Daily Bow: A New Future for Avery Fisher

Daily Bow LogoAs the saying goes, everything old is new again–but, until now, New York City’s Avery Fisher Hall had been left out. Although the rest of Lincoln Center has undergone a dramatic transformation in the past decade, Avery Fisher Hall–home of the New York Philharmonic–has remained untouched by the hand of progress. The concert hall was designed by Max Abramovitz and built in 1962, and it has suffered from somewhat sub-par acoustics and outmoded patron amenities as it has entered the modern age. Now, though, it is finally Avery Fisher’s turn to get a makeover…and this one is going to be big. The New York Times reported last week that Lincoln Center and the New York Philharmonic are planning “a radical re-envisioning of Avery Fisher Hall that will require the orchestra to relocate for two seasons and aims to redefine what it means to be a concert hall at a time of challenging orchestra economics and changing audience habits.”

In other words, a concert hall for today…and tomorrow.

The finished product will look externally exactly as it does now: the shell of Abramovitz’s building will remain untouched. From that point on, though, the re-working will be extensive. “It’s not going to be a fix-up,” said Katherine G. Farley, Lincoln Center’s chairwoman. “If you’re going to do this, you shouldn’t do a better version of what’s already built.” That’s a departure from the original plan to renovate Avery Fisher. The hall was slated to undergo a renovation along with its surroundings at Lincoln Center, but, despite the selection of a winning architect and the subsequent approval of his design in 2005, no progress was ever made on the project.

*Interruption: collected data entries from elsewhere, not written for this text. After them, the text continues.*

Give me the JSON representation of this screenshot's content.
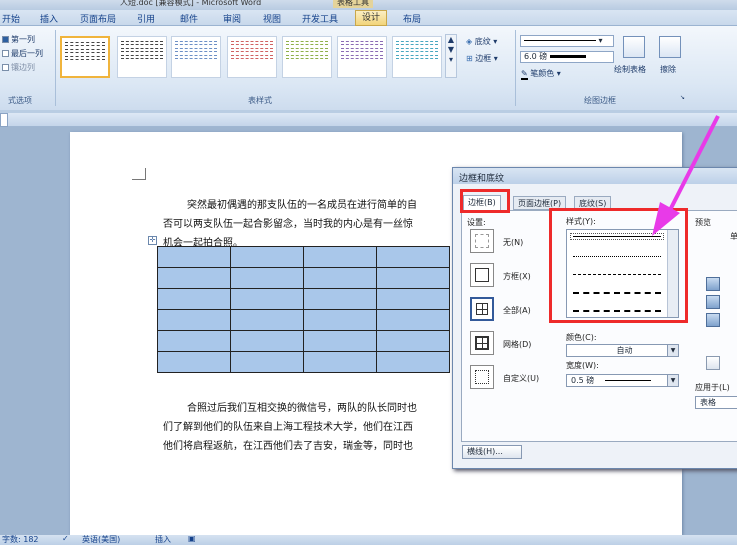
{
  "window": {
    "title": "人短.doc [兼容模式] - Microsoft Word",
    "context_tab": "表格工具"
  },
  "ribbon_tabs": [
    "开始",
    "插入",
    "页面布局",
    "引用",
    "邮件",
    "审阅",
    "视图",
    "开发工具",
    "设计",
    "布局"
  ],
  "active_tab": "设计",
  "table_style_options": {
    "items": [
      "第一列",
      "最后一列",
      "镶边列"
    ],
    "group_label": "式选项"
  },
  "table_styles": {
    "group_label": "表样式"
  },
  "shading": {
    "shading_label": "底纹",
    "border_label": "边框"
  },
  "draw_borders": {
    "pen_width": "6.0 磅",
    "pen_color_label": "笔颜色",
    "draw_table_label": "绘制表格",
    "eraser_label": "擦除",
    "group_label": "绘图边框"
  },
  "document": {
    "para1_line1": "突然最初偶遇的那支队伍的一名成员在进行简单的自",
    "para1_line2": "否可以两支队伍一起合影留念，当时我的内心是有一丝惊",
    "para1_line3": "机会一起拍合照。",
    "para2_line1": "合照过后我们互相交换的微信号，两队的队长同时也",
    "para2_line2": "们了解到他们的队伍来自上海工程技术大学，他们在江西",
    "para2_line3": "他们将启程返航，在江西他们去了吉安，瑞金等，同时也",
    "table": {
      "rows": 6,
      "cols": 4
    }
  },
  "dialog": {
    "title": "边框和底纹",
    "tabs": [
      "边框(B)",
      "页面边框(P)",
      "底纹(S)"
    ],
    "active_tab": "边框(B)",
    "settings_label": "设置:",
    "settings": [
      "无(N)",
      "方框(X)",
      "全部(A)",
      "网格(D)",
      "自定义(U)"
    ],
    "style_label": "样式(Y):",
    "color_label": "颜色(C):",
    "color_value": "自动",
    "width_label": "宽度(W):",
    "width_value": "0.5 磅",
    "preview_label": "预览",
    "preview_hint": "单",
    "apply_to_label": "应用于(L)",
    "apply_to_value": "表格",
    "horizontal_line_button": "横线(H)..."
  },
  "status_bar": {
    "word_count": "字数: 182",
    "language": "英语(美国)",
    "mode": "插入"
  },
  "colors": {
    "highlight_red": "#ee2a2a",
    "arrow_magenta": "#e83ae8",
    "table_fill": "#a9c7ea",
    "active_tab": "#f2d47a"
  }
}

The $300 million price tag was a serious deterrent, as was the New York Philharmonic’s concern that they would lose patrons if the hall was closed for the renovation and the orchestra was displaced.

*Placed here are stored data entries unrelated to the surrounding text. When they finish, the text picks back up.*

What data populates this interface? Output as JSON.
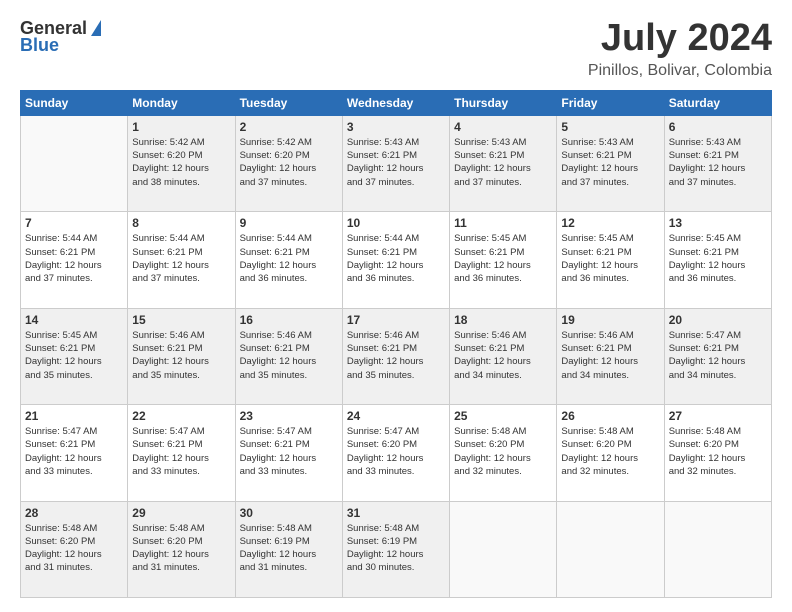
{
  "logo": {
    "general": "General",
    "blue": "Blue"
  },
  "title": {
    "month_year": "July 2024",
    "location": "Pinillos, Bolivar, Colombia"
  },
  "days_of_week": [
    "Sunday",
    "Monday",
    "Tuesday",
    "Wednesday",
    "Thursday",
    "Friday",
    "Saturday"
  ],
  "weeks": [
    [
      {
        "day": "",
        "info": ""
      },
      {
        "day": "1",
        "info": "Sunrise: 5:42 AM\nSunset: 6:20 PM\nDaylight: 12 hours\nand 38 minutes."
      },
      {
        "day": "2",
        "info": "Sunrise: 5:42 AM\nSunset: 6:20 PM\nDaylight: 12 hours\nand 37 minutes."
      },
      {
        "day": "3",
        "info": "Sunrise: 5:43 AM\nSunset: 6:21 PM\nDaylight: 12 hours\nand 37 minutes."
      },
      {
        "day": "4",
        "info": "Sunrise: 5:43 AM\nSunset: 6:21 PM\nDaylight: 12 hours\nand 37 minutes."
      },
      {
        "day": "5",
        "info": "Sunrise: 5:43 AM\nSunset: 6:21 PM\nDaylight: 12 hours\nand 37 minutes."
      },
      {
        "day": "6",
        "info": "Sunrise: 5:43 AM\nSunset: 6:21 PM\nDaylight: 12 hours\nand 37 minutes."
      }
    ],
    [
      {
        "day": "7",
        "info": "Sunrise: 5:44 AM\nSunset: 6:21 PM\nDaylight: 12 hours\nand 37 minutes."
      },
      {
        "day": "8",
        "info": "Sunrise: 5:44 AM\nSunset: 6:21 PM\nDaylight: 12 hours\nand 37 minutes."
      },
      {
        "day": "9",
        "info": "Sunrise: 5:44 AM\nSunset: 6:21 PM\nDaylight: 12 hours\nand 36 minutes."
      },
      {
        "day": "10",
        "info": "Sunrise: 5:44 AM\nSunset: 6:21 PM\nDaylight: 12 hours\nand 36 minutes."
      },
      {
        "day": "11",
        "info": "Sunrise: 5:45 AM\nSunset: 6:21 PM\nDaylight: 12 hours\nand 36 minutes."
      },
      {
        "day": "12",
        "info": "Sunrise: 5:45 AM\nSunset: 6:21 PM\nDaylight: 12 hours\nand 36 minutes."
      },
      {
        "day": "13",
        "info": "Sunrise: 5:45 AM\nSunset: 6:21 PM\nDaylight: 12 hours\nand 36 minutes."
      }
    ],
    [
      {
        "day": "14",
        "info": "Sunrise: 5:45 AM\nSunset: 6:21 PM\nDaylight: 12 hours\nand 35 minutes."
      },
      {
        "day": "15",
        "info": "Sunrise: 5:46 AM\nSunset: 6:21 PM\nDaylight: 12 hours\nand 35 minutes."
      },
      {
        "day": "16",
        "info": "Sunrise: 5:46 AM\nSunset: 6:21 PM\nDaylight: 12 hours\nand 35 minutes."
      },
      {
        "day": "17",
        "info": "Sunrise: 5:46 AM\nSunset: 6:21 PM\nDaylight: 12 hours\nand 35 minutes."
      },
      {
        "day": "18",
        "info": "Sunrise: 5:46 AM\nSunset: 6:21 PM\nDaylight: 12 hours\nand 34 minutes."
      },
      {
        "day": "19",
        "info": "Sunrise: 5:46 AM\nSunset: 6:21 PM\nDaylight: 12 hours\nand 34 minutes."
      },
      {
        "day": "20",
        "info": "Sunrise: 5:47 AM\nSunset: 6:21 PM\nDaylight: 12 hours\nand 34 minutes."
      }
    ],
    [
      {
        "day": "21",
        "info": "Sunrise: 5:47 AM\nSunset: 6:21 PM\nDaylight: 12 hours\nand 33 minutes."
      },
      {
        "day": "22",
        "info": "Sunrise: 5:47 AM\nSunset: 6:21 PM\nDaylight: 12 hours\nand 33 minutes."
      },
      {
        "day": "23",
        "info": "Sunrise: 5:47 AM\nSunset: 6:21 PM\nDaylight: 12 hours\nand 33 minutes."
      },
      {
        "day": "24",
        "info": "Sunrise: 5:47 AM\nSunset: 6:20 PM\nDaylight: 12 hours\nand 33 minutes."
      },
      {
        "day": "25",
        "info": "Sunrise: 5:48 AM\nSunset: 6:20 PM\nDaylight: 12 hours\nand 32 minutes."
      },
      {
        "day": "26",
        "info": "Sunrise: 5:48 AM\nSunset: 6:20 PM\nDaylight: 12 hours\nand 32 minutes."
      },
      {
        "day": "27",
        "info": "Sunrise: 5:48 AM\nSunset: 6:20 PM\nDaylight: 12 hours\nand 32 minutes."
      }
    ],
    [
      {
        "day": "28",
        "info": "Sunrise: 5:48 AM\nSunset: 6:20 PM\nDaylight: 12 hours\nand 31 minutes."
      },
      {
        "day": "29",
        "info": "Sunrise: 5:48 AM\nSunset: 6:20 PM\nDaylight: 12 hours\nand 31 minutes."
      },
      {
        "day": "30",
        "info": "Sunrise: 5:48 AM\nSunset: 6:19 PM\nDaylight: 12 hours\nand 31 minutes."
      },
      {
        "day": "31",
        "info": "Sunrise: 5:48 AM\nSunset: 6:19 PM\nDaylight: 12 hours\nand 30 minutes."
      },
      {
        "day": "",
        "info": ""
      },
      {
        "day": "",
        "info": ""
      },
      {
        "day": "",
        "info": ""
      }
    ]
  ]
}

Times have changed, though. Partly encouraged by the enthusiasm with which the completed Lincoln Center re-do has been received and party spurred on by a sense of urgency when it comes to securing the orchestra’s future, the New York Philharmonic has decided to damn the torpedoes and go full speed ahead. The classical music scene is different from what it was when the Lincoln Center revamp first got underway a decade ago. In those intervening 10 years, many orchestras have folded due to economic pressure and due to an inability to keep up with the evolution of audiences and their concert-going habits. “If you’re not thinking about the way in which our art form and music and audiences are evolving, you’re not serving the art form long term,” said Matthew VanBesien, the new executive director of the New York Philharmonic. “You really want to build this next great hall in a new way, to do the kinds of things you maybe are doing but want to do in a more compelling way or maybe can’t even imagine yet.”

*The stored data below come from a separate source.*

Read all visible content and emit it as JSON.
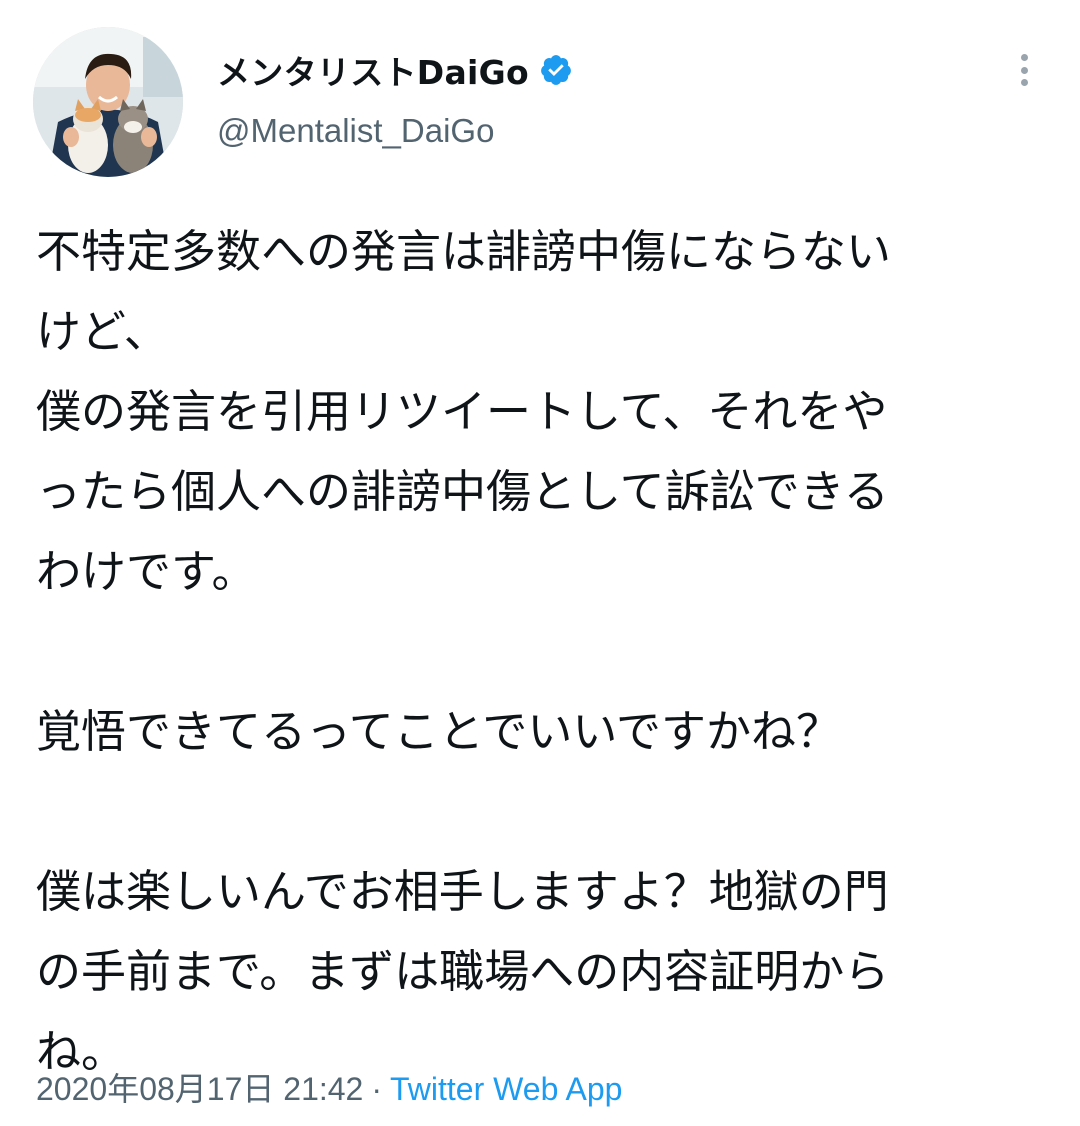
{
  "user": {
    "display_name": "メンタリストDaiGo",
    "handle": "@Mentalist_DaiGo",
    "verified": true
  },
  "tweet": {
    "lines": [
      "不特定多数への発言は誹謗中傷にならない",
      "けど、",
      "僕の発言を引用リツイートして、それをや",
      "ったら個人への誹謗中傷として訴訟できる",
      "わけです。",
      "",
      "覚悟できてるってことでいいですかね？",
      "",
      "僕は楽しいんでお相手しますよ？地獄の門",
      "の手前まで。まずは職場への内容証明から",
      "ね。"
    ],
    "timestamp": "2020年08月17日 21:42",
    "separator": "·",
    "source": "Twitter Web App"
  },
  "colors": {
    "verified_badge": "#1d9bf0",
    "source_link": "#1d9bf0",
    "secondary_text": "#536471"
  },
  "icons": {
    "verified": "verified-badge-icon",
    "more": "more-vertical-icon"
  }
}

The mission statement that the two parties have come up with is an ambitious one, but the details are as of yet unclear. The budget for the project and the design, the division of fundraising responsibilities between Lincoln Center and the orchestra, and the interim home of the orchestra are all matters in which there have been no decisions made. Regarding the temporary home for the NYP, VanBesien says, ““We will look both on and off campus. We will look at multiple venues. I think we use this opportunity to really find some special connections throughout the city.” What is certain, though, is that the hall will keep its name. The family of Avery Fisher, for whom the hall was named in 1973, has threatened legal action in the case of a name change. The auditorium, though, is up for grabs for the wealthy donor who would like to see his or her name in lights.

The auditorium itself as it exists now has come under fire for decades for what is perceived to be its stiffness and formality, expressed in many ways–one of which is simply the distance between the audience and musicians. The goal of the as-yet-undecided-upon design is to rectify these woes. According to The New York Times, “While the specific design elements are undecided, the renovation’s goals are clear: to create a space that can accommodate various configurations — including a thrust stage, a proscenium or a theater in the round — and to create an environment that honors the conventions of a concert hall even as it expands on them.”

VanBesien expands, “We want a concert venue that has really excellent acoustics but has an intimacy to it, a sense of immediacy, an almost visceral quality. Some will choose a more formal concert environment, but there is no question that we’ll over the long haul experiment with less formal environments.” The process of building a better hall will be somewhat uncharted territory for both the orchestra and Lincoln Center. With new goals and a new type of audience in mind, Avery Fisher Hall will be blazing its own trail. “This is a new process,” says VanBesien, “and we’re going through that process in a fresh way.”

Construction, though, won’t start until 2017, so the rest of the world will have to wait with bated breath to see what Avery Fisher has to offer the future of classical music.